The extra material I noticed were a series of incidents with José Dolores (Evaristo Márquez) that Sir William Walker (Marlon Brando) takes note of prior to Walker’s brutal incitement of José to provoke him to rebel. In the shorter version, Walker sees José pick up a rock as if he is going to use it to attack a soldier who just kicked him, then there is an immediate cut to Walker’s incitement. The shorter version eliminates all those prior scenes. The first time I saw the film was in Germany, and it was the longer cut, but the way I remembered it there were more scenes after José’s grabbing the rock and Walker’s incitement. I seem to recall that Walker approached José after the rock scene and offered him employment and developed an initial bond prior to his provocation. My memory may be incorrect, but it would perhaps account for those additional 3 minutse. In any case, the additional senes in the Koch version provide a certain buildup that is lacking in the shorter version. All the best to you — Louis Irwin”
I thought the domestic DVD of Burn! looked pretty drab, like a low-grade spaghetti western. As I know the picture has plenty of fans, I thought I’d pass this on. Also, from correspondent Edward Sullivan, this Adam Lippe article on the movie explains a lot of background I didn’t know.
The scary news is a report from correspondent Simon Wells, about the much- touted Christopher Nolan restoration of 2001: A Space Odyssey. I’d like to know if other readers have seen the show, and if their prints were different, or better. Here’s Simon’s note — actually, two notes I’ve shuffled together:
“Hi Glenn, Just wondering if you happened to see the recent Nolan de-restoration of 2001 in 70mm in recent months?
I did and was utterly horrified by the general murkiness, blown out white and general sludginess. The colour grade was horrible, the detail pitiful. The scenes inside the space wheel where Floyd talks to Rossiter and the Russians were blown out and looked abysmal. Worse still was the new teal and amber color grade which I am assuming is how the upcoming 4k release will be presented. I dont think I have ever seen it look so bad.
Getting films you never thought you’d see on Blu-ray is great but this kind of vandalism just depresses me no end. I’d be very curious to hear your thoughts. — Simon Wells”
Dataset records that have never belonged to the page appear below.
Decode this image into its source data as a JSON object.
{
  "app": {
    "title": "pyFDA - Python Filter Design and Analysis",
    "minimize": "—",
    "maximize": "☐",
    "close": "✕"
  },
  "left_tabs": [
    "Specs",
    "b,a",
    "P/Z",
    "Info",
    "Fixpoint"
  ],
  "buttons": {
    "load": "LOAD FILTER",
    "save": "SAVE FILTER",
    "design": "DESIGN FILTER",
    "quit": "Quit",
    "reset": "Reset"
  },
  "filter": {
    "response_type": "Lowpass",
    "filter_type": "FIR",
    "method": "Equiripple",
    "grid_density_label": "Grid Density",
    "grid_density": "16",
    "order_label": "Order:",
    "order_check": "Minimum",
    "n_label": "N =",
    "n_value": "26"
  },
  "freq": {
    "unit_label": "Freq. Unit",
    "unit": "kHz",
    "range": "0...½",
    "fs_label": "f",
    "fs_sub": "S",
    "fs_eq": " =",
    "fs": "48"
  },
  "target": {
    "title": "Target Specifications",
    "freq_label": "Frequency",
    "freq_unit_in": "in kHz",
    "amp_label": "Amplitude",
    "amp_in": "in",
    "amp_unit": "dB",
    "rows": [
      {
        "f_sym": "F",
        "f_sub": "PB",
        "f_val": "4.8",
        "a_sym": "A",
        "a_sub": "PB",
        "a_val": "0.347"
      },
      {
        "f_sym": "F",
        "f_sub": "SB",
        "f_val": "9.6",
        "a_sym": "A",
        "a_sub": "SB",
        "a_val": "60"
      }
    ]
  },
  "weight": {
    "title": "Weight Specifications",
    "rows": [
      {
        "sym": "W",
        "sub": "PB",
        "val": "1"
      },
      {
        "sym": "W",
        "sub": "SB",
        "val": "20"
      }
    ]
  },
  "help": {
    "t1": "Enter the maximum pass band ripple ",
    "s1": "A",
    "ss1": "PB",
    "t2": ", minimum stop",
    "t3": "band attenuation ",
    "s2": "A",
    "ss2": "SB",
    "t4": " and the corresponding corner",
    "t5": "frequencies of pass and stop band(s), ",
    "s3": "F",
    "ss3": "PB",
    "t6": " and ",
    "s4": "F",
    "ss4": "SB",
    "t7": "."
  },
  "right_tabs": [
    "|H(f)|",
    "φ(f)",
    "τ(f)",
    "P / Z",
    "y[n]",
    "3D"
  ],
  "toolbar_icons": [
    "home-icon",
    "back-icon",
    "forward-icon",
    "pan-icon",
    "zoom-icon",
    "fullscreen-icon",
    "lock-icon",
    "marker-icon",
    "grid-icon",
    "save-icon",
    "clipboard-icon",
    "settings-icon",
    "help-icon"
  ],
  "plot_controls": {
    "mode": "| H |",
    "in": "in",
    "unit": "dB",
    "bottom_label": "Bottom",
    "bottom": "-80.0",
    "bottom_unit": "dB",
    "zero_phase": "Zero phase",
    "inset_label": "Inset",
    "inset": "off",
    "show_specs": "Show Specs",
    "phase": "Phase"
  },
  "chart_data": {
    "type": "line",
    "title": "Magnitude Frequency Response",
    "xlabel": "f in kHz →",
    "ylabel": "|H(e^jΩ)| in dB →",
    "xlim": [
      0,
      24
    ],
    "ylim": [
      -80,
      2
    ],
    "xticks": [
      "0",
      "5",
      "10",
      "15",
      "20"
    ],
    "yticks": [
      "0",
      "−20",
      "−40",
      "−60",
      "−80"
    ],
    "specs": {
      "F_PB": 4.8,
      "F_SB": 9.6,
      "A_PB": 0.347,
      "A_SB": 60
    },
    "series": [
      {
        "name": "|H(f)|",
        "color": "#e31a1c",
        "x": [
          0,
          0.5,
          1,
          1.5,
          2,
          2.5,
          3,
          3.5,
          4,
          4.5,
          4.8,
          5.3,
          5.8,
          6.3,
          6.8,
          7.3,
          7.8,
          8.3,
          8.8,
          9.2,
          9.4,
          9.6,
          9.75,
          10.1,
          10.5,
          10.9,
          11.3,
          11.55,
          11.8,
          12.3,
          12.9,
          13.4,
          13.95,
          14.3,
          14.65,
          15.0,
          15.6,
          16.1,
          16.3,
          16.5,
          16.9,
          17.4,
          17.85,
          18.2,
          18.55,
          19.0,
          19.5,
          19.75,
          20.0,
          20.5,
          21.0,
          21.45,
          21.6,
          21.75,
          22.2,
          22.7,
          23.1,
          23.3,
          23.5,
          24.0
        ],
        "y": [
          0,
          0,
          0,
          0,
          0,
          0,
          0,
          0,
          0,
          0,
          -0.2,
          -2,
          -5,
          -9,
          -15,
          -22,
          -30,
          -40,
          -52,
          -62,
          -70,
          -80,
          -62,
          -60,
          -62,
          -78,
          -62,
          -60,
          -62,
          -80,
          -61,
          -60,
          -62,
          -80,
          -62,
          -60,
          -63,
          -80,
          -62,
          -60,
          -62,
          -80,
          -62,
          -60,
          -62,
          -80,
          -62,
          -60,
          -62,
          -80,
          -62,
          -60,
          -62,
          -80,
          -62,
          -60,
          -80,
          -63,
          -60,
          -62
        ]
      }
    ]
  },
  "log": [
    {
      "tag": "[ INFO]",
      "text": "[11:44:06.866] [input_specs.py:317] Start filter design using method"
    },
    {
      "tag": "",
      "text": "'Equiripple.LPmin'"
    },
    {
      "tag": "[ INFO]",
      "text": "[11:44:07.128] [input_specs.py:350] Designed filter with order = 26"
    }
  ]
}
Am I stirring up a non-issue, taking a reader’s evaluation on something I haven’t seen myself? The last time I saw 2001 on a big screen was at the 2012 TCMfest, and the 70mm print looked just fine to me; I’ve never seen a bad print, even in 35mm. I can say that the WB film management and restoration experts are some of the finest in the world, and that their 2003 remastering of Ryan’s Daughter was the most perfect film presentation I’ve ever seen. I’m all for celebrity filmmakers helping promote film restoration, but I’d hardly think that 2001 was being neglected.
I am curious to get more feedback on the 70mm reissue, which I am told is a different animal than the special IMAX reissue coming up shortly. So if you saw 2001 in ‘Nolanvision’ please let me know!